Will lithium discovery help Zimbabwe in its debt crisis
THE Centre for Natural Resource Governance (CNRG) recently hosted a side session during the 15th edition of the Alternative Mining Indaba that explored the connection between debt and critical minerals.
The main objective of this session was to examine how debt, critical minerals, and the need for a fair energy transition are all interrelated.
It was an opportunity to investigate the challenges as well as opportunities in controlling debt, securing critical minerals, and ensuring a fair and equitable shift towards sustainable energy sources.
Besides addressing these interconnected issues’ geopolitical, economic, and social aspects, the session also sought to identify ways to move towards a more equitable and sustainable energy transition using a feminist lens.
Global demand for lithium, a crucial component used in producing batteries for electric vehicles and renewable energy storage, has spiked over recent years as automobiles turn electric.
If Zimbabwe, with its significant lithium reserves, can efficiently extract and export the resource, it could generate revenue through exports, attract foreign investment, and contribute to economic growth.
Most importantly, for a country saddled with a huge debt burden revenue from the sector can be a boon in settling external debt from bilateral (China) and multilateral lenders including the International Monetary Fund (IMF).
Additionally, addressing a ballooning external debt crisis requires comprehensive economic policies, debt management strategies, and structural reforms, among other measures.
However, it is crucial to note that the impact of resource discoveries on a country’s economy is complex and depends on several factors, such as governance, infrastructure, market conditions, and global commodity prices.
Mining communities are often characterised by poverty due to the depletion of resources by mining companies and individuals.

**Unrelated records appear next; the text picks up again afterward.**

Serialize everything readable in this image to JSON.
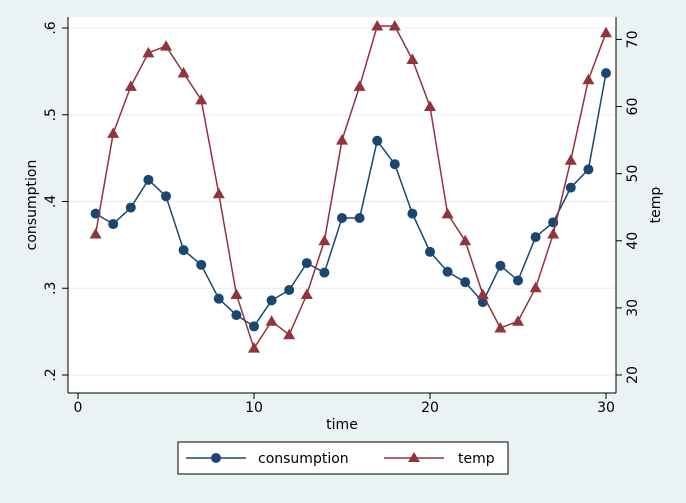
{
  "colors": {
    "background": "#eaf2f3",
    "plot_background": "#ffffff",
    "grid": "#e6eded",
    "axis": "#000000",
    "consumption": "#1a476f",
    "temp": "#90353b"
  },
  "chart_data": {
    "type": "line",
    "xlabel": "time",
    "ylabel": "consumption",
    "y2label": "temp",
    "xlim": [
      0,
      30
    ],
    "ylim": [
      0.2,
      0.6
    ],
    "y2lim": [
      20,
      72
    ],
    "xticks": [
      0,
      10,
      20,
      30
    ],
    "yticks": [
      0.2,
      0.3,
      0.4,
      0.5,
      0.6
    ],
    "ytick_labels": [
      ".2",
      ".3",
      ".4",
      ".5",
      ".6"
    ],
    "y2ticks": [
      20,
      30,
      40,
      50,
      60,
      70
    ],
    "grid": true,
    "legend_position": "bottom",
    "x": [
      1,
      2,
      3,
      4,
      5,
      6,
      7,
      8,
      9,
      10,
      11,
      12,
      13,
      14,
      15,
      16,
      17,
      18,
      19,
      20,
      21,
      22,
      23,
      24,
      25,
      26,
      27,
      28,
      29,
      30
    ],
    "series": [
      {
        "name": "consumption",
        "axis": "left",
        "marker": "circle",
        "values": [
          0.386,
          0.374,
          0.393,
          0.425,
          0.406,
          0.344,
          0.327,
          0.288,
          0.269,
          0.256,
          0.286,
          0.298,
          0.329,
          0.318,
          0.381,
          0.381,
          0.47,
          0.443,
          0.386,
          0.342,
          0.319,
          0.307,
          0.284,
          0.326,
          0.309,
          0.359,
          0.376,
          0.416,
          0.437,
          0.548
        ]
      },
      {
        "name": "temp",
        "axis": "right",
        "marker": "triangle",
        "values": [
          41,
          56,
          63,
          68,
          69,
          65,
          61,
          47,
          32,
          24,
          28,
          26,
          32,
          40,
          55,
          63,
          72,
          72,
          67,
          60,
          44,
          40,
          32,
          27,
          28,
          33,
          41,
          52,
          64,
          71
        ]
      }
    ]
  }
}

Africa is home to critical minerals essential for transitioning from high-emission energy sources like coal to renewable sources that can reduce carbon emissions in line with the target of limiting global temperature rise to 1.5oC by 2050.
Further, the structure of Africa’s mining sector still relies heavily on the “pitto-port” model, which involves sending mineral ores overseas for processing.
The security of critical mineral supply chains is becoming increasingly important for many nations due to the anticipated increase in demand brought on by the global adoption of clean energy technology.
China’s dominant position in the production and processing of numerous critical minerals has raised geopolitical concerns.
External debt payments are a significant obstacle to achieving a just energy transition in Africa, as debt settlement is often a priority at the expense of strategic infrastructure development and socio-economic expenditure for largely impoverished populations.
Many countries are struggling to invest in infrastructure and technology for renewable energy due to the large amounts of natural resource-backed loans being entered into between the Global North and Global South.
Heavy external debt can also impact a nation’s creditworthiness, limiting access to affordable finance for renewable energy projects and raising borrowing prices overall, which can impede the advancement of an equitable energy transition.
Zimbabwe has abundant lithium reserves; it is crucial to manage the extraction and exportation of the resource responsibly.
This includes establishing regulatory frameworks, environmental safeguards, and fair revenue-sharing mechanisms to ensure long-term sustainability and equitable distribution of benefits.
Enhancing governance, transparency, and accountability is vital for attracting investment, managing resources, and rebuilding trust.
Implementing measures to combat corruption and promote good governance can help create a favorable economic growth and debt management environment. Recommendations
•It is recommended that African governments conduct mineral resource audits, also known as geological surveys, to better inform their negotiations of mining concessions. Evidence suggests that many African governments lack knowledge of the quantities and types of resources they own, resulting in under-negotiated contracts. For instance, some countries have agreed to platinum concessions, but mining companies end up extracting other minerals such as gold, rhodium, and palladium.
•It is necessary to enhance transparency and accountability in the mining sector to allow the public, including civil society and independent experts, to examine mining contracts. The contents of most mining contracts are controversial and hidden and often do not benefit the local communities whose lives are impacted and altered by the extraction of these resources. African governments should examine the tax relief and expenses mining companies declare to prevent tax evasion.